Borrowers with good credit shouldn't have to shoulder affordable housing costs
Plus: States that don’t comply with transparency laws; the need for more and better workforce training; and considering the connection between race and poverty
Will changes to credit-based mortgage fees help low-income borrowers? A Federal Housing Finance Agency (FHFA) change to risk-adjusted mortgage fees made news last week when outlets including The Wall Street Journal sounded an alarm about the policy, claiming it will “raise mortgage fees for borrowers with good credit to subsidize higher-risk borrowers.” The rule, which goes into effect on May 1, is meant to make housing more affordable but, as FREOPP Research Fellow Roger Valdez argues in The Washington Times, qualifying people who cannot pay back loans doesn’t help the hard-working, low-income families who save for a down payment or those who pay their bills on time. Instead, it fosters resentment among the people who followed the rules while increasing systemic risk and inflating demand—and prices—for housing at the lower end of the market. FHFA should be cautious about changing its policy and should emphasize adjustments that expand opportunity, without putting a thumb on the scale.
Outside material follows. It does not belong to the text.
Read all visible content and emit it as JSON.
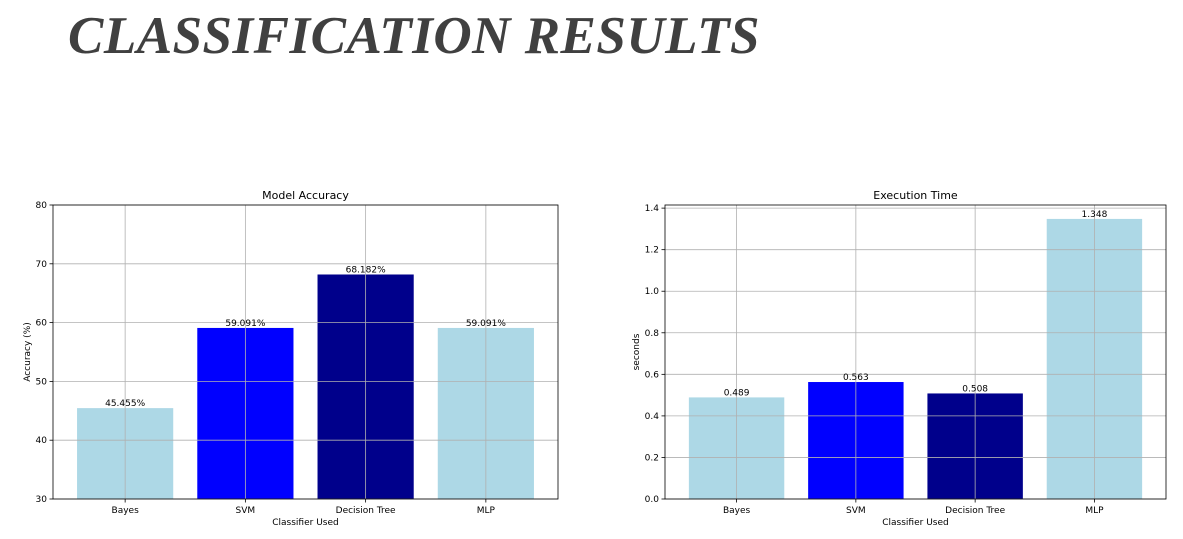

What if parents knew how public schools are performing? In the wake of historic learning losses following pandemic school closures—especially among disadvantaged students—both parents and lawmakers want to assess how well public schools are serving children. Unfortunately, despite federal laws requiring states to test students annually and report results to the public, FREOPP Senior Fellow Dan Lipps found that many states aren’t following federal guidelines or reporting information in a timely manner. This means the vast majority of states are denying the public a vital means to understand how public schools are performing. Congress has tasked the Department of Education with investigating states that aren’t following the law, an important step toward providing parents the kind of transparency they need to choose the right school for their children.
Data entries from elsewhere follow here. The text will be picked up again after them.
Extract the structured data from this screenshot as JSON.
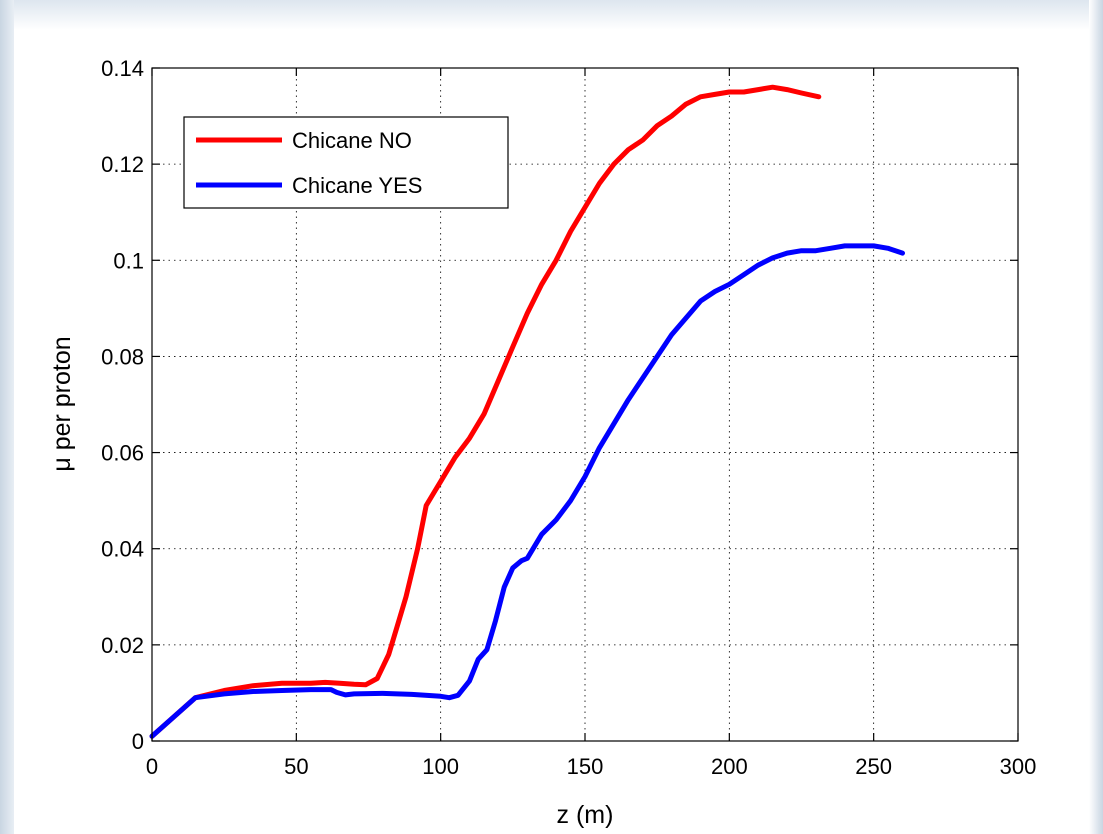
{
  "chart_data": {
    "type": "line",
    "title": "",
    "xlabel": "z (m)",
    "ylabel": "μ per proton",
    "xlim": [
      0,
      300
    ],
    "ylim": [
      0,
      0.14
    ],
    "xticks": [
      0,
      50,
      100,
      150,
      200,
      250,
      300
    ],
    "yticks": [
      0,
      0.02,
      0.04,
      0.06,
      0.08,
      0.1,
      0.12,
      0.14
    ],
    "xtick_labels": [
      "0",
      "50",
      "100",
      "150",
      "200",
      "250",
      "300"
    ],
    "ytick_labels": [
      "0",
      "0.02",
      "0.04",
      "0.06",
      "0.08",
      "0.1",
      "0.12",
      "0.14"
    ],
    "grid": true,
    "legend_position": "top-left",
    "series": [
      {
        "name": "Chicane NO",
        "color": "#ff0000",
        "x": [
          0,
          15,
          25,
          35,
          45,
          55,
          60,
          65,
          70,
          74,
          78,
          82,
          85,
          88,
          92,
          95,
          98,
          100,
          105,
          110,
          115,
          120,
          125,
          130,
          135,
          140,
          145,
          150,
          155,
          160,
          165,
          170,
          175,
          180,
          185,
          190,
          195,
          200,
          205,
          210,
          215,
          220,
          225,
          231
        ],
        "y": [
          0.001,
          0.009,
          0.0105,
          0.0115,
          0.012,
          0.012,
          0.0122,
          0.012,
          0.0118,
          0.0117,
          0.013,
          0.018,
          0.024,
          0.03,
          0.04,
          0.049,
          0.052,
          0.054,
          0.059,
          0.063,
          0.068,
          0.075,
          0.082,
          0.089,
          0.095,
          0.1,
          0.106,
          0.111,
          0.116,
          0.12,
          0.123,
          0.125,
          0.128,
          0.13,
          0.1325,
          0.134,
          0.1345,
          0.135,
          0.135,
          0.1355,
          0.136,
          0.1355,
          0.1348,
          0.134
        ]
      },
      {
        "name": "Chicane YES",
        "color": "#0000ff",
        "x": [
          0,
          15,
          25,
          35,
          45,
          55,
          62,
          64,
          67,
          70,
          80,
          90,
          100,
          103,
          106,
          110,
          113,
          116,
          119,
          122,
          125,
          128,
          130,
          135,
          140,
          145,
          150,
          155,
          160,
          165,
          170,
          175,
          180,
          185,
          190,
          195,
          200,
          205,
          210,
          215,
          220,
          225,
          230,
          235,
          240,
          245,
          250,
          255,
          260
        ],
        "y": [
          0.001,
          0.009,
          0.0098,
          0.0103,
          0.0105,
          0.0107,
          0.0107,
          0.0101,
          0.0096,
          0.0098,
          0.0099,
          0.0097,
          0.0093,
          0.009,
          0.0095,
          0.0125,
          0.017,
          0.019,
          0.025,
          0.032,
          0.036,
          0.0375,
          0.038,
          0.043,
          0.046,
          0.05,
          0.055,
          0.061,
          0.066,
          0.071,
          0.0755,
          0.08,
          0.0845,
          0.088,
          0.0915,
          0.0935,
          0.095,
          0.097,
          0.099,
          0.1005,
          0.1015,
          0.102,
          0.102,
          0.1025,
          0.103,
          0.103,
          0.103,
          0.1025,
          0.1015
        ]
      }
    ]
  }
}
How America neglects workforce training—and how to do better: Although there are more than ten million job openings in the U.S., a majority of Americans no longer feel that a college degree will be worth the cost when it comes to teaching the skills needed to do them. A well-run workforce training program would be a welcome solution for hundreds of thousands of students, especially those of modest means. But, as FREOPP Senior Fellow Preston Cooper describes in Forbes, the government’s current approach to funding and approving these programs imposes too many burdens on applicants for too little benefit, especially compared to the billions of dollars and entitlement-like approach it takes to funding traditional higher education. The solution? Level the playing field for all postsecondary education options and streamline existing workforce training programs to provide workers with quick, accessible, work-based skills that prepare them for the jobs of tomorrow.
The Inclusive Economy on poverty and race: FREOPP Senior Fellow Michael Tanner’s 2018 book, The Inclusive Economy: How to Bring Wealth to America’s Poor, highlights many themes that are central to FREOPP’s mission, including criminal justice reform, greater educational freedom, and housing deregulation. On FREOPP.org, he excerpts key passages, grappling with the structural barriers to expanding opportunity to those who least have it and the ways in which government policies have made those it aims to help worse off. His latest update examines the link between poverty and race, including the enduring and haunting legacy of slavery and racial discrimination.